さらに童顔で目はくっきりとしている。制服を着れば中学生にしか見えないほどだ。
浅田も凄腕の売人とだけ聞いて初めて訪れた時は目を疑った。
この容姿の相手と薬売買をすることに罪悪感を感じなくなってきたのはごく最近のことであった。
そんな彼女も話し始めると、その口調、声音、内容は大の男もたじろぐ程に理路整然とし低音で暴力的だ。
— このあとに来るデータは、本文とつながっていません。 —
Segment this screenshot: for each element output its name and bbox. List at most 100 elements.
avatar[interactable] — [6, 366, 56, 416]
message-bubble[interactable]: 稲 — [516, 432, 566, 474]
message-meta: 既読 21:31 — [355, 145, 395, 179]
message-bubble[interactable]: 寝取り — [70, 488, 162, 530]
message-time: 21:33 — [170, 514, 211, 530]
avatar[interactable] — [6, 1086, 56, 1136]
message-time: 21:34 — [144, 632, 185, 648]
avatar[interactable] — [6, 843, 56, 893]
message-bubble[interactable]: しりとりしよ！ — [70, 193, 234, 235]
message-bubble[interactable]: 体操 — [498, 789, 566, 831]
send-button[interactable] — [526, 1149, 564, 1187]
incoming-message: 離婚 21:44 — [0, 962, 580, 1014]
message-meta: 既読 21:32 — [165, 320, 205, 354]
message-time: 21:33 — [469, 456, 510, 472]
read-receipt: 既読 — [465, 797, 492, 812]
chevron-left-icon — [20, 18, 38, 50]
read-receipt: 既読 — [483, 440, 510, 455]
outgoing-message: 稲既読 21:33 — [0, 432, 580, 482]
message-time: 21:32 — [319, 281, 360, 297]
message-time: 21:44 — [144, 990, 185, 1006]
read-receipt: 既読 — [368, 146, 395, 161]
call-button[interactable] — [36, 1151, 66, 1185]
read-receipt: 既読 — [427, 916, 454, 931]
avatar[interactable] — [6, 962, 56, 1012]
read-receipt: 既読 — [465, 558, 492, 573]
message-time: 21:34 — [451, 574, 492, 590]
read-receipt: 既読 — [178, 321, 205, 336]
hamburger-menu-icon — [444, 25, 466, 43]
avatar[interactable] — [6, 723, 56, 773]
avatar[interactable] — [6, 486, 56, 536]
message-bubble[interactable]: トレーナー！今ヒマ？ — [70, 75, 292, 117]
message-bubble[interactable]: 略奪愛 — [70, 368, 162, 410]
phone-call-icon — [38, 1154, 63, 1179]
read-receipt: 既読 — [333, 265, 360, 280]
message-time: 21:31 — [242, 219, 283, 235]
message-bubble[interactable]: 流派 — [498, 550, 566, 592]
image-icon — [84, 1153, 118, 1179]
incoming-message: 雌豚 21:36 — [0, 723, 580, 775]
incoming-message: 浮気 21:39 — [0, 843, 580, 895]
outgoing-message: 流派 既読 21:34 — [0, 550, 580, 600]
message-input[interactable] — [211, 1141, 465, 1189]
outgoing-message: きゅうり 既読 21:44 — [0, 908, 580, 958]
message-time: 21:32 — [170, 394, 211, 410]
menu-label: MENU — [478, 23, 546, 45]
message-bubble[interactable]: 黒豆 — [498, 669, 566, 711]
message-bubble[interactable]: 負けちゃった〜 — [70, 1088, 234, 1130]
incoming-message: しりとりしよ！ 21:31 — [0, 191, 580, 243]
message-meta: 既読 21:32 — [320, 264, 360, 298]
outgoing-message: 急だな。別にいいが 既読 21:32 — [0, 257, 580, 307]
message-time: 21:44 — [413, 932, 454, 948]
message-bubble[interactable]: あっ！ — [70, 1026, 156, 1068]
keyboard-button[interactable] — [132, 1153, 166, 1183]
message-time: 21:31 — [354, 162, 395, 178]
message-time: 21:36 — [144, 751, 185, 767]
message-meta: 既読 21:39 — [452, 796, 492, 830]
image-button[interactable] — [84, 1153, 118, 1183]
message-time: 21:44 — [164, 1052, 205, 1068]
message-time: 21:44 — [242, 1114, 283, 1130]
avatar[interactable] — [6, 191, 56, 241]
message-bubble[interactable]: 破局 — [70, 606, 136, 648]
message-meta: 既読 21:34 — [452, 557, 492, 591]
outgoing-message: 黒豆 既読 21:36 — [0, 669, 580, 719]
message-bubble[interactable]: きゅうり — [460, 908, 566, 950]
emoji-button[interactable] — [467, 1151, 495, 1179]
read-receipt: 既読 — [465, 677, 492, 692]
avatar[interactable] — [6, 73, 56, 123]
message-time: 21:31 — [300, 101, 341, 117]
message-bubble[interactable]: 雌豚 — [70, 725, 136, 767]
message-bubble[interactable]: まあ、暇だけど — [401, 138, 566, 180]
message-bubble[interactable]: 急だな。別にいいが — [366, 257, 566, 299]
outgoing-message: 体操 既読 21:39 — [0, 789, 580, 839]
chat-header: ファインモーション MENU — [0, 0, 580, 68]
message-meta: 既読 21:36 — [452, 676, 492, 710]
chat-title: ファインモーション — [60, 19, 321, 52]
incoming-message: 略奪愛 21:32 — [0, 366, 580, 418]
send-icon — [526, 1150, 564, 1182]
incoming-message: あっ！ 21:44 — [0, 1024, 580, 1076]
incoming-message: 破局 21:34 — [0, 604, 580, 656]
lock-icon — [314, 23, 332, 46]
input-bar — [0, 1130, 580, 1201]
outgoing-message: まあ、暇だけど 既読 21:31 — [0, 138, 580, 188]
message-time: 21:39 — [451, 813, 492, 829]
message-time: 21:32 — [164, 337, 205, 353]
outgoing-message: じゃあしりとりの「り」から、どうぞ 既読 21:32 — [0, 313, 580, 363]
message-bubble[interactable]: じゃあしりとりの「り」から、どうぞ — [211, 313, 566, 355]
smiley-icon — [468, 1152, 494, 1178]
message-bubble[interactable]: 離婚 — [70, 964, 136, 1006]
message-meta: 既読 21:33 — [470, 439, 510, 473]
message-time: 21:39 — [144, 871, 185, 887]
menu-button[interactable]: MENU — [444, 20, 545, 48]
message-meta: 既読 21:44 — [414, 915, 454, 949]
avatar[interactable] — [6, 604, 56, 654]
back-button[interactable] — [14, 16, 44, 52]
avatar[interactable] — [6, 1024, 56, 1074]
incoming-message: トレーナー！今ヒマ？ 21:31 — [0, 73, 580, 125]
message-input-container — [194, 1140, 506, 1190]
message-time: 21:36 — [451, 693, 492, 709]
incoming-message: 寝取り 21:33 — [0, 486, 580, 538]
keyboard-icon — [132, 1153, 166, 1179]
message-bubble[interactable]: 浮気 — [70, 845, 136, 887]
「貴様に寄越した毒薬はジカンアーク4771という。飲んだら最後、解毒しない限りは象でも死に至る。乾杯のワインに一滴混ぜる程度でだ。特徴は遅延性が突出して高いこと。飲んだら5日は確実に死なない。急ぎの暗殺でなければ逃げられる、疑われない、解毒されないの3拍子揃った毒薬界の異端児だ。殺しに一番向いている奴と言われたから処方した。文句があるようだが、計画のことなんぞ聞いてないからな、お前の注文の仕方が悪い。大体今回のー」
「わかった、わかったから」
辛抱堪らず追求から逃れる。
暗殺家業を長年してきて単純に自らのミスというだけでもキツいのに、見た目幼女にとなるともっとキツい。
女子高生にださいおじさんと言われるよりキツい。
泣きたくなる。
「ちなみに解毒はできるのか?」
と、さほど期待せずに聞いてみる。
「自分の命の事なのに投げやりな質問だな。嫌いだよ、お前のそういう浅はかなところ。。。解毒は無理だな、投薬5時間以内なら解毒できたがもう手遅れだろう。」
彼女にしては珍しく言い淀んだ気がするが、気のせいだろう。
「取り敢えずだ、貴様には最低でも約4日ほど時間が残っている。運が良ければ1ヶ月は持つ。残りの人生をやり残した事なり、何かしらの初体験なり有意義に使うことだな。」
そんな事を言われ、
昨夜の暗殺前に「やりたい事リスト100」を作成し、実行完了している。
私にやり残しなどないのだ。
と、脳内で議論を反芻していた彼の鼻腔を香ばしい香りがくすぐった。
次の瞬間、脳内の議論など彼方に吹っ飛び、意識より先に口から欲求が漏れる。